Influence of Race In Patterns of Presentation and Outcomes in Patients With Uncomplicated Type B Aortic Dissection
Matthew Aizpuru, BA, Xiaoying Lou, MD, Jaime Benarroch-Gampel, MD, Zachary J. Grady, BS, William D. Jordan, Jr., MD, Bradley G. Leshnower, MD, Robert S. Crawford, MD.
Emory University, Atlanta, GA, USA.
The relationship between race and outcomes in uncomplicated type B aortic dissection (uTBAD) is not well understood. Recent studies suggest worse long-term outcomes for White patients (Wh) with uTBAD compared to African American patients (AA). Using a tertiary referral center dataset, we sought to determine racial differences in patterns of presentation and outcomes for patients with uTBAD.
Between 2000 and 2016, 353 patients (227 AA, 126 Wh) presented with TBAD at our institution. Of these, 276 (178 AA, 98 Wh) had uncomplicated TBAD. Data were collected on risk factors, major post-operative complications (stroke, renal failure, spinal cord injury) and long-term all-cause mortality. Univariate and Kaplan-Meier survival analyses were performed to identify differences between AA and Wh patients with uTBAD.

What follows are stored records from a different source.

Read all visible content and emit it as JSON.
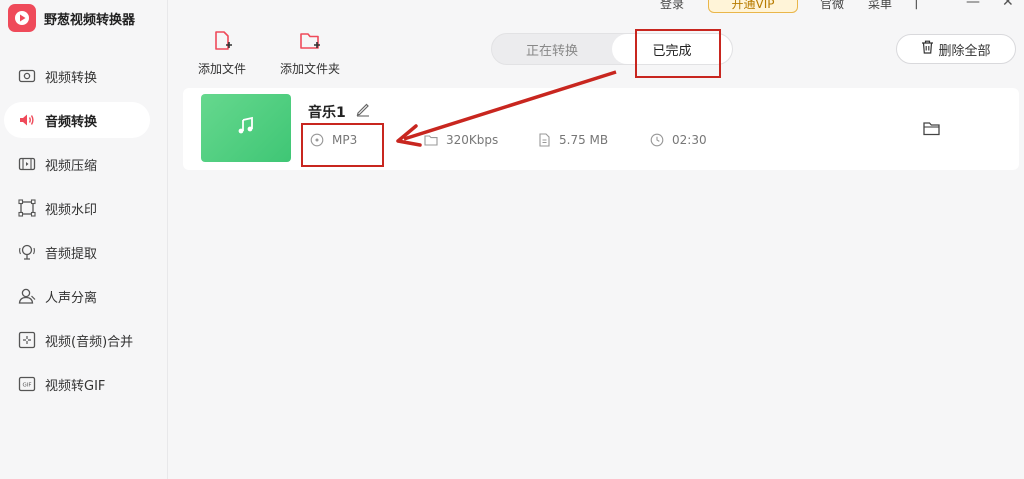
{
  "app": {
    "title": "野葱视频转换器"
  },
  "topbar": {
    "login": "登录",
    "vip": "开通VIP",
    "feedback": "官微",
    "menu": "菜单"
  },
  "sidebar": {
    "items": [
      {
        "label": "视频转换",
        "icon": "video-convert-icon",
        "active": false
      },
      {
        "label": "音频转换",
        "icon": "audio-convert-icon",
        "active": true
      },
      {
        "label": "视频压缩",
        "icon": "video-compress-icon",
        "active": false
      },
      {
        "label": "视频水印",
        "icon": "watermark-icon",
        "active": false
      },
      {
        "label": "音频提取",
        "icon": "audio-extract-icon",
        "active": false
      },
      {
        "label": "人声分离",
        "icon": "voice-separate-icon",
        "active": false
      },
      {
        "label": "视频(音频)合并",
        "icon": "merge-icon",
        "active": false
      },
      {
        "label": "视频转GIF",
        "icon": "gif-icon",
        "active": false
      }
    ]
  },
  "toolbar": {
    "add_file": "添加文件",
    "add_folder": "添加文件夹",
    "delete_all": "删除全部"
  },
  "tabs": {
    "converting": "正在转换",
    "completed": "已完成",
    "active": "completed"
  },
  "file": {
    "name": "音乐1",
    "format": "MP3",
    "bitrate": "320Kbps",
    "size": "5.75 MB",
    "duration": "02:30"
  },
  "colors": {
    "brand": "#ef4a5a",
    "accent_red": "#c8261f",
    "thumb_green": "#4cc97b"
  }
}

There were no racial differences in the distribution of uncomplicated versus complicated dissection [n=178,(78.4%) vs. n=98,(77.8%);p=0.89]. All uTBAD patients received optimal medical management as first-line treatment. At time of presentation, AA with uTBAD were younger [55.6±11.2 years vs. 59.3±12.7 years;p=0.02], had higher rates of diabetes [n=38,(21.3%) vs. n=6,(6.1%);p<0.01] and end stage renal disease [n=27,(15.2%) vs. n=2,(2.0%); p<0.01]. Wh were more likely to have a history of myocardial infarction [n=8, (8.1%) vs. n=5, (2.8%); p=0.05]. AA had lower rates of intervention [n=70,(39.3%) vs. n=55,(56.1%);p<0.01]. Kaplan-Meier analysis demonstrated Wh were more likely to have failed medical management (death or intervention) by 5 years [51% vs 68%;p=0.05]. The indications for intervention were aneurysmal size [n=60,(86%) vs. n=45,(83%)], pain [n=5,(7%) vs. n=7,(13%)], malperfusion [n=3,(4%) vs. n=2,(4%)] and rupture [n=2,(3%) vs. n=0], and were not different across races (p=0.45). Of those who received intervention, AA underwent more open operations [n=35,(50.0%) vs. n=18,(32.7%),p=0.05] and had a higher rate of pooled major post-operative complications or death [n=18,(25.7%) vs. n=4,(7.2%);p<0.01]. There was no significant difference in survival between AA and Wh patients at 5 [76% vs 71%;p=0.21] or 10 years [54% vs 45%;p=0.17].
Although AA presented younger and with increased co-morbidities, Wh patients more often failed medical management over the long-term. Further research is needed to better understand why these differences exist and how they might influence treatment strategies.